Mr Trump and his wife Melania will be guests of the Queen during the three-day visit, which begins on June 3.
The long-awaited state visit comes more than two years after Prime Minister Theresa May offered the invitation to the US leader just days into his presidency, when they met for the first time at the White House in January 2017.
Mrs May was widely criticised for bestowing such an honour on a controversial figure and campaigners have already pledged to organise demonstrations.
Buckingham Palace said in a brief statement: "The President of the United States of America, President Donald J. Trump, accompanied by Mrs Melania Trump, has accepted an invitation from Her Majesty the Queen to pay a State Visit to the United Kingdom from Monday 3rd June to Wednesday 5th June 2019."
Prime Minister Theresa May said: "The UK and United States have a deep and enduring partnership that is rooted in our common history and shared interests.
"We do more together than any two nations in the world and we are both safer and more prosperous because of our cooperation.
"The State Visit is an opportunity to strengthen our already close relationship in areas such as trade, investment, security and defence, and to discuss how we can build on these ties in the years ahead."
Mr Trump will also hold a bilateral meeting with Mrs May during the visit, and attend a ceremony in Portsmouth to commemorate the 75th Anniversary of D-Day.
A White House spokesman said: "This state visit will reaffirm the steadfast and special relationship between the United States and the United Kingdom.
"In addition to meeting the Queen, the President will participate in a bilateral meeting with Prime Minister Theresa May.
"While in the United Kingdom, the President and First Lady will attend a ceremony in Portsmouth to commemorate the 75th Anniversary of D-Day, at one of the primary embarkation sites for the Allied operation that led to the liberation of Europe during World War II."
Mr Trump and his wife will then travel to Normandy on June 6.
President Trump will be a guest of Her Majesty The Queen during the visit from June 3-5, and will also have discussions with the Prime Minister in Downing Street.
On June 5, he and other representatives of the Second World War Allies - as well as Germany - are expected to attend a major international event in Portsmouth to mark the 75th anniversary of D-Day.
The gathering on Southsea Common will involve live performances, military displays and tributes to the Allied troops who fought in Normandy, including a flypast of 26 RAF aircraft and at least 11 Royal Navy vessels in the Solent.
On June 6, the Prime Minister will travel to Normandy to attend a number of commemorative events including the inauguration of the British Normandy memorial in Ver-Sur-Mer.
Mrs May said: "D-Day was an unparalleled international military operation and a turning point in the Second World War. The freedom we have today would not be possible without the incredible sacrifice of troops from across the world 75 years ago.

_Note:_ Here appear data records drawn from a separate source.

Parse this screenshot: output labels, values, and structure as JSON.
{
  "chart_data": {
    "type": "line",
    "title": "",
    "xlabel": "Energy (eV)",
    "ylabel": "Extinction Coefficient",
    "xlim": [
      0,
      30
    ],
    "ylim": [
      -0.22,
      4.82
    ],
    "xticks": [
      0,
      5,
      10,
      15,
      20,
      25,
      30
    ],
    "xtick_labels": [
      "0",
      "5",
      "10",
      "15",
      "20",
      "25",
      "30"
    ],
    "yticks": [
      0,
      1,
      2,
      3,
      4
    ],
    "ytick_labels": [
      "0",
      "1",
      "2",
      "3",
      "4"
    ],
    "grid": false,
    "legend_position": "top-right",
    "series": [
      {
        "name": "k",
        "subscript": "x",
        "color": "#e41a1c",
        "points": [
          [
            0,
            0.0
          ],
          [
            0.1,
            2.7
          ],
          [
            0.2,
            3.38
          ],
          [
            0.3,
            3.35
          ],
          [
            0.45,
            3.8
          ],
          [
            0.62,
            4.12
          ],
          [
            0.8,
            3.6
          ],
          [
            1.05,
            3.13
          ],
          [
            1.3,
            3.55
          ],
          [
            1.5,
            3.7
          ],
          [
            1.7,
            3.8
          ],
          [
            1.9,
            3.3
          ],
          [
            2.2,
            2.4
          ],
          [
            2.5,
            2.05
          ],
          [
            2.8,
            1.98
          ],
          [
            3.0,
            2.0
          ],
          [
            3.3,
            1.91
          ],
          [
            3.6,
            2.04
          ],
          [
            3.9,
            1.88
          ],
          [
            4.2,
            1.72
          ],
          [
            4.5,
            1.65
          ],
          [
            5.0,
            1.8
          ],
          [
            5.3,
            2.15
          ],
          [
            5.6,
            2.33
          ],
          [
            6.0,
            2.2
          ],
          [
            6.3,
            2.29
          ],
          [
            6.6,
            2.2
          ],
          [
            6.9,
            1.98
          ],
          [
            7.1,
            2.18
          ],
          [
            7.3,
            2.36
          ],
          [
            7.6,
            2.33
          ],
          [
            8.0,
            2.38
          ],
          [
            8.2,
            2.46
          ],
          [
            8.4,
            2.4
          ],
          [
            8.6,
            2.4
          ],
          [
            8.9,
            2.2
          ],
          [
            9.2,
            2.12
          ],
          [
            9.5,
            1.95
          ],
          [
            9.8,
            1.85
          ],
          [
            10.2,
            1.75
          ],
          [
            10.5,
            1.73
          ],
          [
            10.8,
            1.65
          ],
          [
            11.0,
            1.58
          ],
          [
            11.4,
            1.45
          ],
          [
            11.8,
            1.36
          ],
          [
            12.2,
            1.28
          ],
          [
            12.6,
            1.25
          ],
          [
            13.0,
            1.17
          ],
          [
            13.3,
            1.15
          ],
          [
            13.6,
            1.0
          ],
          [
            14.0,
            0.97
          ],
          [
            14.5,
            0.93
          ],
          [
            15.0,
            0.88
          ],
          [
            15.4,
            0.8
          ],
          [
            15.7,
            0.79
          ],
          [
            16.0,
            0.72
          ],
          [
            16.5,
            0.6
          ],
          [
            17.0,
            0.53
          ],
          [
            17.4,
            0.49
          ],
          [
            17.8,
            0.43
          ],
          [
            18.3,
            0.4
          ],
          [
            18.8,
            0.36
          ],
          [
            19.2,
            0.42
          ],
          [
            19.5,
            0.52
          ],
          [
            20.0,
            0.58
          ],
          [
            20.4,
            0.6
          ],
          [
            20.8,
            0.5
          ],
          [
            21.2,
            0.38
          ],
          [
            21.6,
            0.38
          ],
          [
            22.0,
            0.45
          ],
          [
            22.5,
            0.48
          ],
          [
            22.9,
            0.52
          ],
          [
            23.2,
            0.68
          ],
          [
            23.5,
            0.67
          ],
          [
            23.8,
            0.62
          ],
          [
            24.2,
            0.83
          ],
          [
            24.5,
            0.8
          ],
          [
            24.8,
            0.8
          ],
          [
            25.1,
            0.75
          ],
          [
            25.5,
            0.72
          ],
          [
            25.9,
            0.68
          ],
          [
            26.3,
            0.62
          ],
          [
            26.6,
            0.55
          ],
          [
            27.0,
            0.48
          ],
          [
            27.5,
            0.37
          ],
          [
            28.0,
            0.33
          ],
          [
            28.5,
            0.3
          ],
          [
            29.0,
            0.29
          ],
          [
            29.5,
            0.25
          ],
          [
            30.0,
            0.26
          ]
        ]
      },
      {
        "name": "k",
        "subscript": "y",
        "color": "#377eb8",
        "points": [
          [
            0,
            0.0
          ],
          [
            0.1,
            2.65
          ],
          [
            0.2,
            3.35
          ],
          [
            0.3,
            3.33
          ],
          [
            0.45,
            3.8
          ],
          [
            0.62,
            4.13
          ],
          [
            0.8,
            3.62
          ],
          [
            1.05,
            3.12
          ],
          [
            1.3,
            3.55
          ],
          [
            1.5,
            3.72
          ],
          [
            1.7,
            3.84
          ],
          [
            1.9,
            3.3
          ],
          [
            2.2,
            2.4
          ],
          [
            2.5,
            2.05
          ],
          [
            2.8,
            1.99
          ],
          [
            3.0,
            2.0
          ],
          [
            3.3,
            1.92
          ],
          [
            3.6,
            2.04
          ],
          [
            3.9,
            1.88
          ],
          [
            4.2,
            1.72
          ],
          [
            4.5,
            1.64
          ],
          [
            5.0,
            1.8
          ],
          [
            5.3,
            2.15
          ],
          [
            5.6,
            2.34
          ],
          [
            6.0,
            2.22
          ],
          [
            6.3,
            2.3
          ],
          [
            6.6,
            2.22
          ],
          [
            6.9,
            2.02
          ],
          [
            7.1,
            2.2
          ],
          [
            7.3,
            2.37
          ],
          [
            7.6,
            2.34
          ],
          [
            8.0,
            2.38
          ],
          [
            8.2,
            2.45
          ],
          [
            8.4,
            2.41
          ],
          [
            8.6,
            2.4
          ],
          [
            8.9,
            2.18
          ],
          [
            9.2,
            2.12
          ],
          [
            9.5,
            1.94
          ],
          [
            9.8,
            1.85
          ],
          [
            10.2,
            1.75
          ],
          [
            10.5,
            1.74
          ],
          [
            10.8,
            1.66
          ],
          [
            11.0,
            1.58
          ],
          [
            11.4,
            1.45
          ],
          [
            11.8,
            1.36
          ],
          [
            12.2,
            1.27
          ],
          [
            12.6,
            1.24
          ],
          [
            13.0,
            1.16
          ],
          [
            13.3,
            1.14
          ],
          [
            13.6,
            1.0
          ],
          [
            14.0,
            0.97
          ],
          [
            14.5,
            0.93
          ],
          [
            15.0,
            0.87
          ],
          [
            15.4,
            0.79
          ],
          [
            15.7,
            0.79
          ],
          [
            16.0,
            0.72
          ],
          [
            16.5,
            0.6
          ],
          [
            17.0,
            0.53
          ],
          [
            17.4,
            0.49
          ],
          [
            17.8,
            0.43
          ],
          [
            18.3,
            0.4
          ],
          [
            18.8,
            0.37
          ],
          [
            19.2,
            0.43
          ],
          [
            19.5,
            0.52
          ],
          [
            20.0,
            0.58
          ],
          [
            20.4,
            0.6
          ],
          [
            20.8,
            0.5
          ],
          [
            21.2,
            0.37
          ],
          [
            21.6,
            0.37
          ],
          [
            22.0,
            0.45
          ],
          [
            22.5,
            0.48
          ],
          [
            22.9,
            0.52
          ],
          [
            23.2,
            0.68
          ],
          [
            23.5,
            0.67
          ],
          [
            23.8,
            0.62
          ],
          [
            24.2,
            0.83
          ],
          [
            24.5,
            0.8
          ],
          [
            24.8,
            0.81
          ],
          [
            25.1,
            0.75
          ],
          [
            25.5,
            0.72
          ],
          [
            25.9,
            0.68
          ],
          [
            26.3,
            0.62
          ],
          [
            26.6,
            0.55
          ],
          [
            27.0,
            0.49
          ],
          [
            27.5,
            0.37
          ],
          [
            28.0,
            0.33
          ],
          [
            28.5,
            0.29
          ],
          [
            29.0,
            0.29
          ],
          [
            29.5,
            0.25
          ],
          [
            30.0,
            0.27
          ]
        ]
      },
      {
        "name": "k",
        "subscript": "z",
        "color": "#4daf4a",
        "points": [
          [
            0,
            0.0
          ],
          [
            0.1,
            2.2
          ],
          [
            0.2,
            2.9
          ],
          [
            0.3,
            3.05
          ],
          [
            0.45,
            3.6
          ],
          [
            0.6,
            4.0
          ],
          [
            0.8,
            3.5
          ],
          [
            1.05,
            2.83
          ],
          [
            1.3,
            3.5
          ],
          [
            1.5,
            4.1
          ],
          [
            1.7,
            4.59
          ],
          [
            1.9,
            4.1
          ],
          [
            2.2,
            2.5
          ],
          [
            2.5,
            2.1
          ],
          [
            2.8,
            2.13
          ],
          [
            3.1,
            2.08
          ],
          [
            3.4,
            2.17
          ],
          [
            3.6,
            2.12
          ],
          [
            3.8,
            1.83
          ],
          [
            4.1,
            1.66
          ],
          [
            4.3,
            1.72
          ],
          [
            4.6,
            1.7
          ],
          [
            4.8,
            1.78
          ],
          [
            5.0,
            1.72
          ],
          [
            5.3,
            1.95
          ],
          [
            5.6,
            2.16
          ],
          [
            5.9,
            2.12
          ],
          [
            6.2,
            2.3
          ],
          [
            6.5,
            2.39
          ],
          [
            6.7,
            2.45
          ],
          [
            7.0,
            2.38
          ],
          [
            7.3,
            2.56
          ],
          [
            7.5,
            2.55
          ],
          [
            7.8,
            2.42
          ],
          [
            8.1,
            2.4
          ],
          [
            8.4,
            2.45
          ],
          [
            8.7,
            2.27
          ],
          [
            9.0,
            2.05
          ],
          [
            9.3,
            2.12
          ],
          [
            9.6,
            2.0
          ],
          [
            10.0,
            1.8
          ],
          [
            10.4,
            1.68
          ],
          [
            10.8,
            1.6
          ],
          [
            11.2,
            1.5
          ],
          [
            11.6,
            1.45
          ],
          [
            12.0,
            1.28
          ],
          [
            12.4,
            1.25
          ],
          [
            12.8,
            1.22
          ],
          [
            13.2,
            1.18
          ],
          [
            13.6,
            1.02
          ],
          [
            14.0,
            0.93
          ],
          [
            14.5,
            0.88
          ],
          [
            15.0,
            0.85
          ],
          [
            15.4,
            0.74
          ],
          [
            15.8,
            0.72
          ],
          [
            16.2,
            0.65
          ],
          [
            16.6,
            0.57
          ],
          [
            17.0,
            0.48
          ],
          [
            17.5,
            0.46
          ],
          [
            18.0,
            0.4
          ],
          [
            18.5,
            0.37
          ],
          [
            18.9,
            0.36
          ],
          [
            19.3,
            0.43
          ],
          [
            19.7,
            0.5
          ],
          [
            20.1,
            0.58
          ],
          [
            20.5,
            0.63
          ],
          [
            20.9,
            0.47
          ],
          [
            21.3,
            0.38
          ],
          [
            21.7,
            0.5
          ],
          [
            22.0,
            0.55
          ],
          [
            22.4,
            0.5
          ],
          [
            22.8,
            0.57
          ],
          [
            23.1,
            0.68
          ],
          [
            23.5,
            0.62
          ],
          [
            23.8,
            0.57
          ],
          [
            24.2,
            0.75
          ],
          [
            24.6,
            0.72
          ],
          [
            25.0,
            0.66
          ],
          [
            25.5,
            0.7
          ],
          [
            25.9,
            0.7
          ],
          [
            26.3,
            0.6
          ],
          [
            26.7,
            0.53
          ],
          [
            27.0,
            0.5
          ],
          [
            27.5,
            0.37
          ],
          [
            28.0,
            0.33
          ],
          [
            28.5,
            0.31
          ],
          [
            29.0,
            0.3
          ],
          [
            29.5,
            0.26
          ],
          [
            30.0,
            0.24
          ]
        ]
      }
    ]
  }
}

"I am proud that the UK will host representatives and veterans from Allied nations to pay tribute to that sacrifice and recognise the extraordinary co-operation that made the Normandy landings possible.
"And today - as we face new and different challenges to our security - we must continue to stand together to uphold our shared values and way of life."
Other countries invited to send representatives to the Portsmouth event include Canada, France, Australia, New Zealand, Belgium, Luxembourg, Poland, Norway, Denmark, Netherlands, Greece, Slovakia and the Czech Republic.